La néphropathie diabétique est la principale cause d´insuffisance rénale dans les pays occidentaux. Les anomalies glomérulaires sont observées très précocement : elles sont marquées par une augmentation de la filtration glomérulaire et de l´albuminurie. Ces anomalies sont liées à une lésion des capillaires glomérulaires dont les composants cellulaires sont les cellules endothéliales et les podocytes qui, ensemble avec la membrane basale, constituent la barrière glomérulaire obligatoire qui assure la filtration.
Au cours de la néphropathie diabétique, une altération des podocytes mais aussi une dysfonction endothéliale sont observées, expliquant les anomalies de la filtration glomérulaire.
L´activation de la protéine C, dépendante de la thrombomoduline, agit sur les cellules endothéliales en inhibant la coagulation, l´inflammation et l´apoptose.
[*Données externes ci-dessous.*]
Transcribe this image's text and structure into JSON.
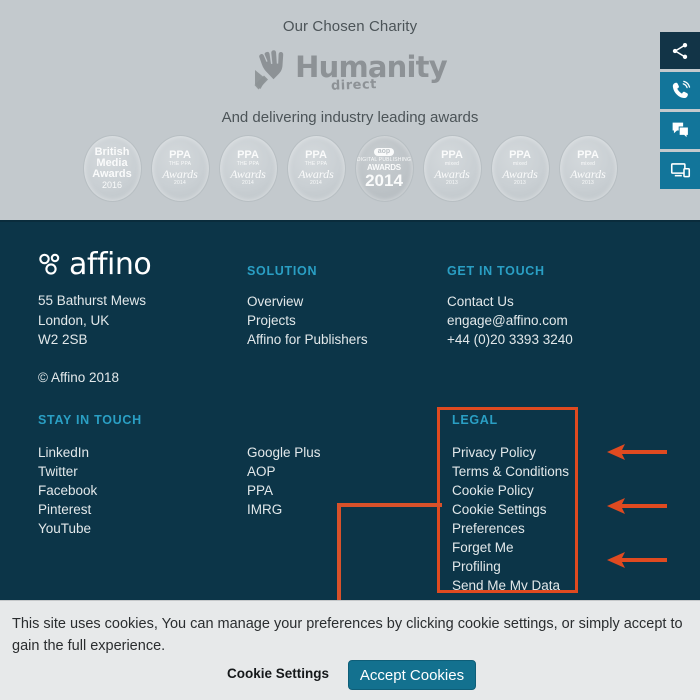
{
  "top": {
    "charity_label": "Our Chosen Charity",
    "charity_logo_name": "Humanity",
    "charity_logo_sub": "direct",
    "awards_label": "And delivering industry leading awards",
    "badges": [
      {
        "type": "bma",
        "l1": "British",
        "l2": "Media",
        "l3": "Awards",
        "year": "2016"
      },
      {
        "type": "ppa",
        "l1": "PPA",
        "l2": "THE PPA",
        "l3": "Awards",
        "year": "2014"
      },
      {
        "type": "ppa",
        "l1": "PPA",
        "l2": "THE PPA",
        "l3": "Awards",
        "year": "2014"
      },
      {
        "type": "ppa",
        "l1": "PPA",
        "l2": "THE PPA",
        "l3": "Awards",
        "year": "2014"
      },
      {
        "type": "oop",
        "l1": "aop",
        "l2": "DIGITAL PUBLISHING",
        "l3": "AWARDS",
        "year": "2014"
      },
      {
        "type": "ppa",
        "l1": "PPA",
        "l2": "mixed",
        "l3": "Awards",
        "year": "2013"
      },
      {
        "type": "ppa",
        "l1": "PPA",
        "l2": "mixed",
        "l3": "Awards",
        "year": "2013"
      },
      {
        "type": "ppa",
        "l1": "PPA",
        "l2": "mixed",
        "l3": "Awards",
        "year": "2013"
      }
    ]
  },
  "side_rail": [
    {
      "icon": "share-icon",
      "label": "Share"
    },
    {
      "icon": "phone-icon",
      "label": "Call"
    },
    {
      "icon": "chat-icon",
      "label": "Chat"
    },
    {
      "icon": "devices-icon",
      "label": "Demo"
    }
  ],
  "footer": {
    "brand": "affino",
    "address_line1": "55 Bathurst Mews",
    "address_line2": "London, UK",
    "address_line3": "W2 2SB",
    "copyright": "© Affino 2018",
    "solution": {
      "heading": "SOLUTION",
      "links": [
        "Overview",
        "Projects",
        "Affino for Publishers"
      ]
    },
    "get_in_touch": {
      "heading": "GET IN TOUCH",
      "links": [
        "Contact Us",
        "engage@affino.com",
        "+44 (0)20 3393 3240"
      ]
    },
    "stay_in_touch": {
      "heading": "STAY IN TOUCH",
      "links": [
        "LinkedIn",
        "Twitter",
        "Facebook",
        "Pinterest",
        "YouTube"
      ]
    },
    "organisations": {
      "links": [
        "Google Plus",
        "AOP",
        "PPA",
        "IMRG"
      ]
    },
    "legal": {
      "heading": "LEGAL",
      "links": [
        "Privacy Policy",
        "Terms & Conditions",
        "Cookie Policy",
        "Cookie Settings",
        "Preferences",
        "Forget Me",
        "Profiling",
        "Send Me My Data"
      ]
    }
  },
  "cookie_banner": {
    "message": "This site uses cookies, You can manage your preferences by clicking cookie settings, or simply accept to gain the full experience.",
    "settings_link": "Cookie Settings",
    "accept_label": "Accept Cookies"
  },
  "annotation": {
    "color": "#e04a20",
    "arrow_count": 3,
    "highlight_target": "LEGAL"
  }
}
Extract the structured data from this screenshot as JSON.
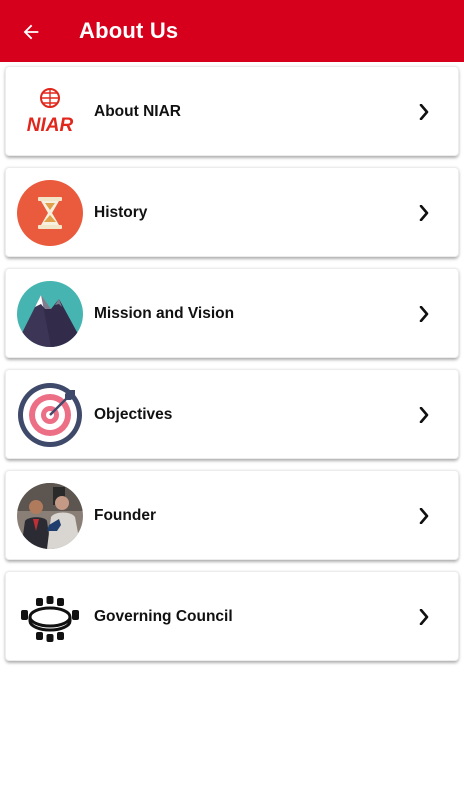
{
  "appbar": {
    "title": "About Us",
    "back_icon": "arrow-left-icon",
    "color": "#d6001c"
  },
  "items": [
    {
      "label": "About NIAR",
      "icon": "niar-logo-icon"
    },
    {
      "label": "History",
      "icon": "hourglass-icon"
    },
    {
      "label": "Mission and Vision",
      "icon": "mountain-icon"
    },
    {
      "label": "Objectives",
      "icon": "target-icon"
    },
    {
      "label": "Founder",
      "icon": "founder-photo-icon"
    },
    {
      "label": "Governing Council",
      "icon": "conference-table-icon"
    }
  ],
  "niar_logo_text": "NIAR"
}
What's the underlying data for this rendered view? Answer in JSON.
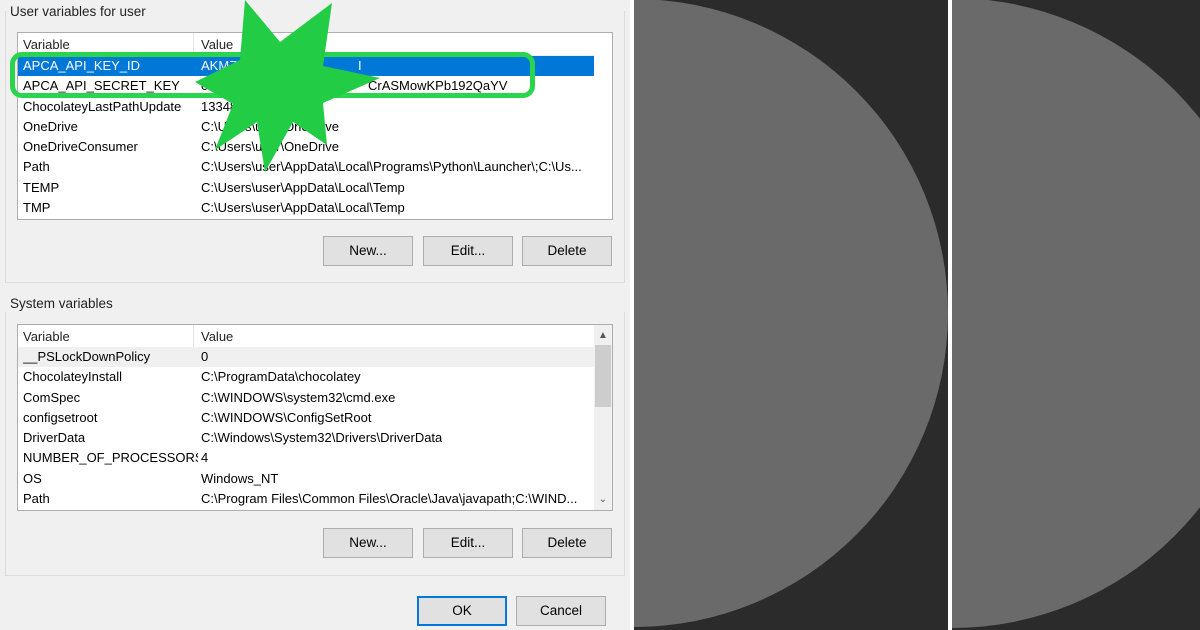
{
  "user_group": {
    "title": "User variables for user",
    "columns": [
      "Variable",
      "Value"
    ],
    "rows": [
      {
        "variable": "APCA_API_KEY_ID",
        "value": "AKMZ4",
        "value_tail": "I",
        "selected": true
      },
      {
        "variable": "APCA_API_SECRET_KEY",
        "value": "01JoH7",
        "value_tail": "CrASMowKPb192QaYV",
        "selected": false
      },
      {
        "variable": "ChocolateyLastPathUpdate",
        "value": "13348",
        "selected": false
      },
      {
        "variable": "OneDrive",
        "value": "C:\\Users\\user\\OneDrive",
        "selected": false
      },
      {
        "variable": "OneDriveConsumer",
        "value": "C:\\Users\\user\\OneDrive",
        "selected": false
      },
      {
        "variable": "Path",
        "value": "C:\\Users\\user\\AppData\\Local\\Programs\\Python\\Launcher\\;C:\\Us...",
        "selected": false
      },
      {
        "variable": "TEMP",
        "value": "C:\\Users\\user\\AppData\\Local\\Temp",
        "selected": false
      },
      {
        "variable": "TMP",
        "value": "C:\\Users\\user\\AppData\\Local\\Temp",
        "selected": false
      }
    ],
    "buttons": {
      "new": "New...",
      "edit": "Edit...",
      "delete": "Delete"
    }
  },
  "system_group": {
    "title": "System variables",
    "columns": [
      "Variable",
      "Value"
    ],
    "rows": [
      {
        "variable": "__PSLockDownPolicy",
        "value": "0",
        "highlighted": true
      },
      {
        "variable": "ChocolateyInstall",
        "value": "C:\\ProgramData\\chocolatey"
      },
      {
        "variable": "ComSpec",
        "value": "C:\\WINDOWS\\system32\\cmd.exe"
      },
      {
        "variable": "configsetroot",
        "value": "C:\\WINDOWS\\ConfigSetRoot"
      },
      {
        "variable": "DriverData",
        "value": "C:\\Windows\\System32\\Drivers\\DriverData"
      },
      {
        "variable": "NUMBER_OF_PROCESSORS",
        "value": "4"
      },
      {
        "variable": "OS",
        "value": "Windows_NT"
      },
      {
        "variable": "Path",
        "value": "C:\\Program Files\\Common Files\\Oracle\\Java\\javapath;C:\\WIND..."
      }
    ],
    "buttons": {
      "new": "New...",
      "edit": "Edit...",
      "delete": "Delete"
    }
  },
  "dialog_buttons": {
    "ok": "OK",
    "cancel": "Cancel"
  },
  "icons": {
    "scroll_up": "chevron-up-icon",
    "scroll_down": "chevron-down-icon"
  },
  "colors": {
    "selection": "#0078d7",
    "highlight_outline": "#2ad44c",
    "redaction_star": "#22cc44",
    "panel_bg": "#2b2b2b",
    "circle": "#6a6a6a"
  }
}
Or cette fonction du système protéine C-thrombomoduline est altérée chez les diabétiques et pourrait donc jouer un rôle important dans la dysfonction capillaire glomérulaire observée au cours de la néphropathie diabétique.
Afin d´avancer dans la physiopathologie de la néphropathie et du rôle de la protéine C activée, un groupe allemand et américain a généré une souris chez qui la formation de protéine C activée était modifiée in vivo, soit via une réduction de l´activation de la protéine C dépendant de la thrombomoduline, soit via l´utilisation d´un nouveau modèle exprimant une mutation de la protéine C conduisant à son hyperactivité.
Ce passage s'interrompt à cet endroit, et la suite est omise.